Kubernetes Best Practices

I was chatting to a former Googler SRE who (correctly) pointed out that Kubernetes evolves very quickly (too quickly to maintain currency), uses (many) novel concepts and that there are (too) many ways to solve the same problem.

Much of this is true and not necessarily a bad thing nor necessarily different than any other technology. Where I disagree is that these factors have discouraged his adoption of Kubernetes. I would encourage you to dive in. Kubernetes is the success it is *despite* these (reasonable) concerns because it’s so very very good.

In this post, I’m going to give you some rudimentary best practices that I hope will help you grab this technology by its containers and dive in.

In no particular order:

  1. Let someone else do toil!

Use a Kubernetes service like Kubernetes Engine. Unless you are intellectually curious, a developer working on Kubernetes or you’re a platform provider that has customers asking for a Kubernetes services, save the hassle and use a Kubernetes service. Did you build your own home and your car?
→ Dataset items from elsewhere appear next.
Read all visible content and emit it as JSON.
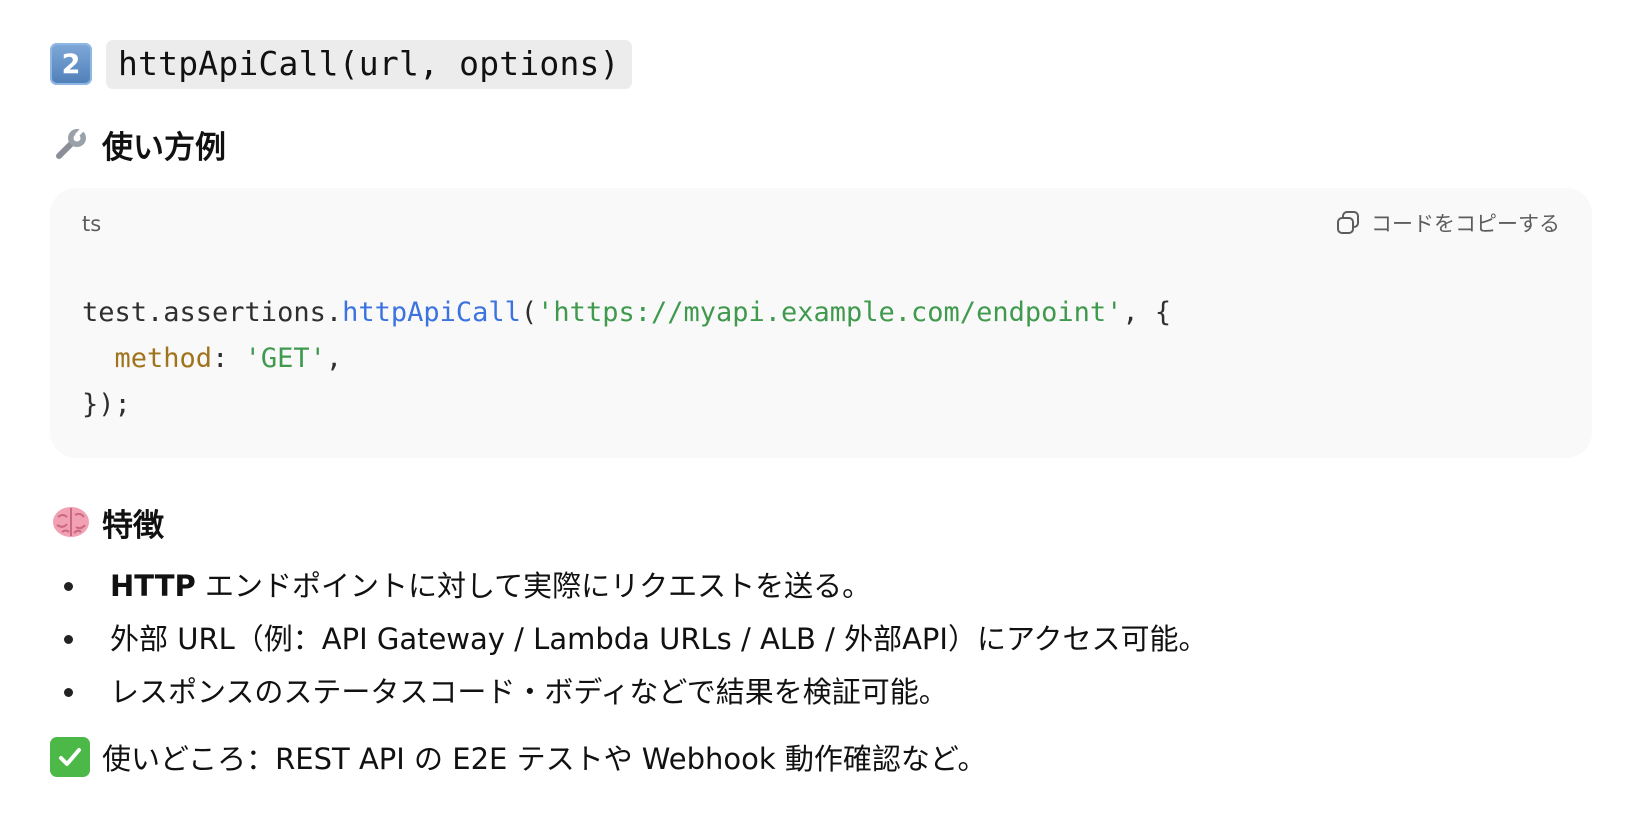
{
  "function_heading": {
    "number_badge": "2",
    "signature": "httpApiCall(url, options)"
  },
  "usage_section": {
    "icon": "wrench-icon",
    "title": "使い方例"
  },
  "code_block": {
    "language": "ts",
    "copy_label": "コードをコピーする",
    "line1": {
      "object": "test.assertions.",
      "method": "httpApiCall",
      "open_paren": "(",
      "url_string": "'https://myapi.example.com/endpoint'",
      "rest": ", {"
    },
    "line2": {
      "indent": "  ",
      "key": "method",
      "colon": ": ",
      "value": "'GET'",
      "comma": ","
    },
    "line3": "});"
  },
  "features_section": {
    "icon": "brain-icon",
    "title": "特徴",
    "items": [
      {
        "bold": "HTTP",
        "text": " エンドポイントに対して実際にリクエストを送る。"
      },
      {
        "bold": "",
        "text": "外部 URL（例：API Gateway / Lambda URLs / ALB / 外部API）にアクセス可能。"
      },
      {
        "bold": "",
        "text": "レスポンスのステータスコード・ボディなどで結果を検証可能。"
      }
    ]
  },
  "summary": {
    "icon": "check-mark-icon",
    "text": "使いどころ：REST API の E2E テストや Webhook 動作確認など。"
  },
  "colors": {
    "function_token": "#3b73e0",
    "string_token": "#3f9a4d",
    "property_token": "#a0741d",
    "code_background": "#f9f9f9",
    "inline_code_background": "#ececec",
    "check_green": "#4cb848"
  }
}
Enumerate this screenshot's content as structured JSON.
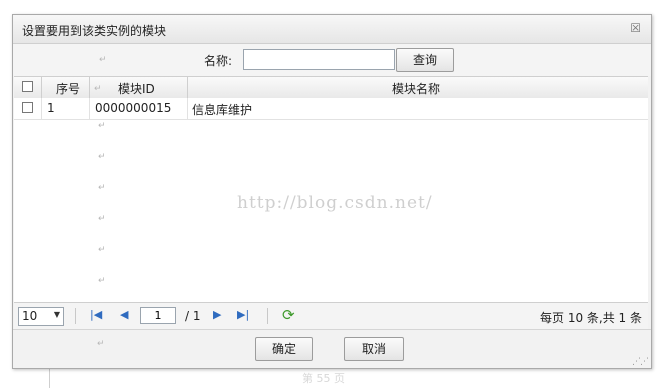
{
  "dialog": {
    "title": "设置要用到该类实例的模块",
    "close_symbol": "☒"
  },
  "search": {
    "label": "名称:",
    "value": "",
    "placeholder": "",
    "button_label": "查询"
  },
  "grid": {
    "columns": [
      "序号",
      "模块ID",
      "模块名称"
    ],
    "rows": [
      {
        "checked": false,
        "index": "1",
        "module_id": "0000000015",
        "module_name": "信息库维护"
      }
    ]
  },
  "pager": {
    "page_size": "10",
    "current_page": "1",
    "total_pages_text": "/ 1",
    "summary": "每页 10 条,共 1 条"
  },
  "footer": {
    "confirm_label": "确定",
    "cancel_label": "取消"
  },
  "watermark": "http://blog.csdn.net/",
  "background": {
    "bottom_text": "第 55 页"
  },
  "colors": {
    "nav_blue": "#2f6bbf",
    "refresh_green": "#3f9a2c"
  }
}
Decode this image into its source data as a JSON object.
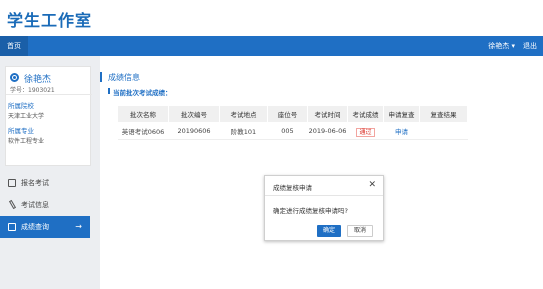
{
  "app": {
    "title": "学生工作室"
  },
  "nav": {
    "home": "首页",
    "user": "徐艳杰 ▾",
    "logout": "退出"
  },
  "profile": {
    "name": "徐艳杰",
    "student_id": "学号：1903021",
    "school_label": "所属院校",
    "school": "天津工业大学",
    "major_label": "所属专业",
    "major": "软件工程专业"
  },
  "menu": [
    {
      "label": "报名考试",
      "icon": "register-icon"
    },
    {
      "label": "考试信息",
      "icon": "edit-icon"
    },
    {
      "label": "成绩查询",
      "icon": "query-icon",
      "arrow": "→"
    }
  ],
  "main": {
    "section_title": "成绩信息",
    "sub_title": "当前批次考试成绩："
  },
  "table": {
    "headers": [
      "批次名称",
      "批次编号",
      "考试地点",
      "座位号",
      "考试时间",
      "考试成绩",
      "申请复查",
      "复查结果"
    ],
    "rows": [
      [
        "英语考试0606",
        "20190606",
        "阶教101",
        "005",
        "2019-06-06",
        "通过",
        "申请",
        ""
      ]
    ]
  },
  "modal": {
    "title": "成绩复核申请",
    "close": "✕",
    "message": "确定进行成绩复核申请吗?",
    "ok": "确定",
    "cancel": "取消"
  },
  "colors": {
    "primary": "#1f6fc4",
    "danger": "#d9261c"
  }
}
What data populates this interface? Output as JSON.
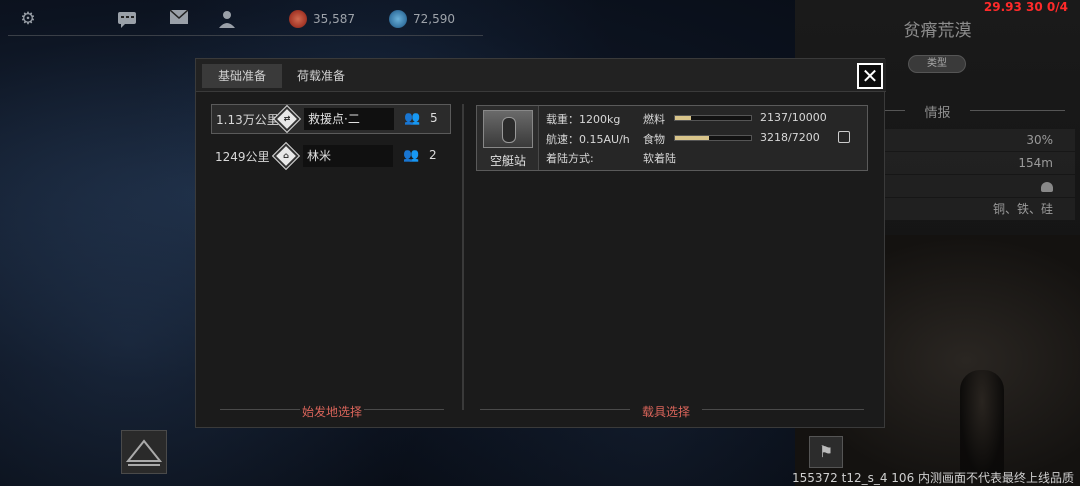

Or do you do like sleeping in a place the Wolf can’t blow down and drive a car that reliably takes you from A-to-B?

So, if you’ve read any of my other posts, I also recommend evaluating Regional Clusters and so you’re looking at something along the lines of:

gcloud beta container clusters create ${CLUSTER} ...
gcloud beta container clusters get-credentials ${CLUSTER} ...

And then, you’re ready to go with:

kubectl apply --filename=marvels.yaml

2. Try to think “Kubernetes”

This *may* be more of a challenge with Kubernetes Engine than in other platforms but, on Google Cloud Platform, you are forced to maintain an understanding of the state of your resources in Kubernetes (e.g. Nodes, Ingresses) and, at the same time, the underlying resources in Compute Engine (e.g. VMs, HTTP/S Load Balancers). This particle-wave duality problem is unfortunate. Thanks to Dale H. for first articulating this for me.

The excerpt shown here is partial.